MAJALENGKA – Setelah menikmati panen padi yang melimpah, warga Desa Sumber Wetan, Kecamatan Jatitujuh, Majalengka, menggelar tradisi Sedekah Bumi sebagai wujud rasa syukur dan doa agar hasil pertanian tetap subur.
Sejak pagi, warga membawa gunungan berisi hasil bumi seperti padi, sayuran, dan buah-buahan untuk diarak menuju sawah. Acara dilanjutkan doa bersama yang dipimpin tokoh masyarakat.

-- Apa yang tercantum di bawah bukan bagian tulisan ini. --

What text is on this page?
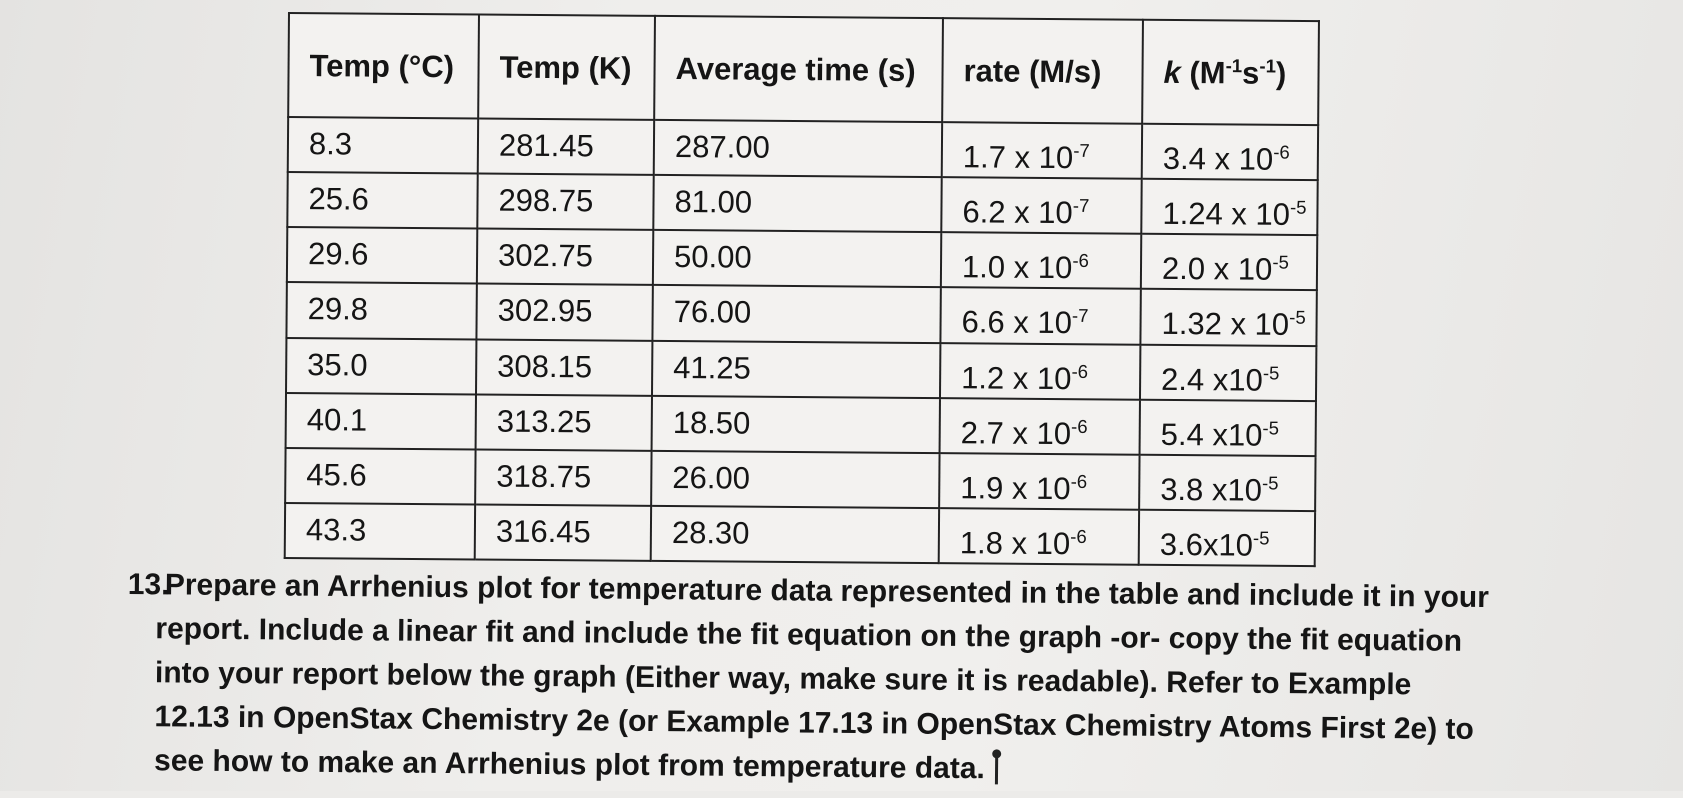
Temp (°C)	Temp (K)	Average time (s)	rate (M/s)	k $(M^{-1}s^{-1})$
8.3	281.45	287.00	1.7 x $10^{-7}$	3.4 x $10^{-6}$
25.6	298.75	81.00	6.2 x $10^{-7}$	1.24 x $10^{-5}$
29.6	302.75	50.00	1.0 x $10^{-6}$	2.0 x $10^{-5}$
29.8	302.95	76.00	6.6 x $10^{-7}$	1.32 x $10^{-5}$
35.0	308.15	41.25	1.2 x $10^{-6}$	2.4 $x10^{-5}$
40.1	313.25	18.50	2.7 x $10^{-6}$	5.4 $x10^{-5}$
45.6	318.75	26.00	1.9 x $10^{-6}$	3.8 $x10^{-5}$
43.3	316.45	28.30	1.8 x $10^{-6}$	$3.6x10^{-5}$
13.
Prepare an Arrhenius plot for temperature data represented in the table and include it in your
report. Include a linear fit and include the fit equation on the graph -or- copy the fit equation
into your report below the graph (Either way, make sure it is readable). Refer to Example
12.13 in OpenStax Chemistry 2e (or Example 17.13 in OpenStax Chemistry Atoms First 2e) to
see how to make an Arrhenius plot from temperature data.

Kepala Desa Usi Sanusi menuturkan bahwa Sedekah Bumi menjadi bagian penting dalam menjaga harmoni antara manusia, alam, dan Sang Pencipta.
“Kami berharap melalui tradisi ini, pertanian warga semakin makmur dan dijauhkan dari hama,” ujarnya.
Dari Ritual ke Momentum Gotong Royong
Selain sebagai kegiatan keagamaan dan adat, Sedekah Bumi juga memperkuat solidaritas antarwarga. Setelah doa, hasil gunungan dibagikan secara sukarela untuk dimasak dan dinikmati bersama.
Menariknya, warga juga menampilkan ikon burung hantu dari sayuran sebagai simbol penjaga sawah. Hewan nokturnal ini dikenal efektif mengurangi populasi tikus yang kerap merusak padi.
Dengan perbaikan saluran irigasi dari Bendungan Rentang yang telah rampung, para petani kini optimistis menghadapi musim tanam berikutnya dengan semangat baru.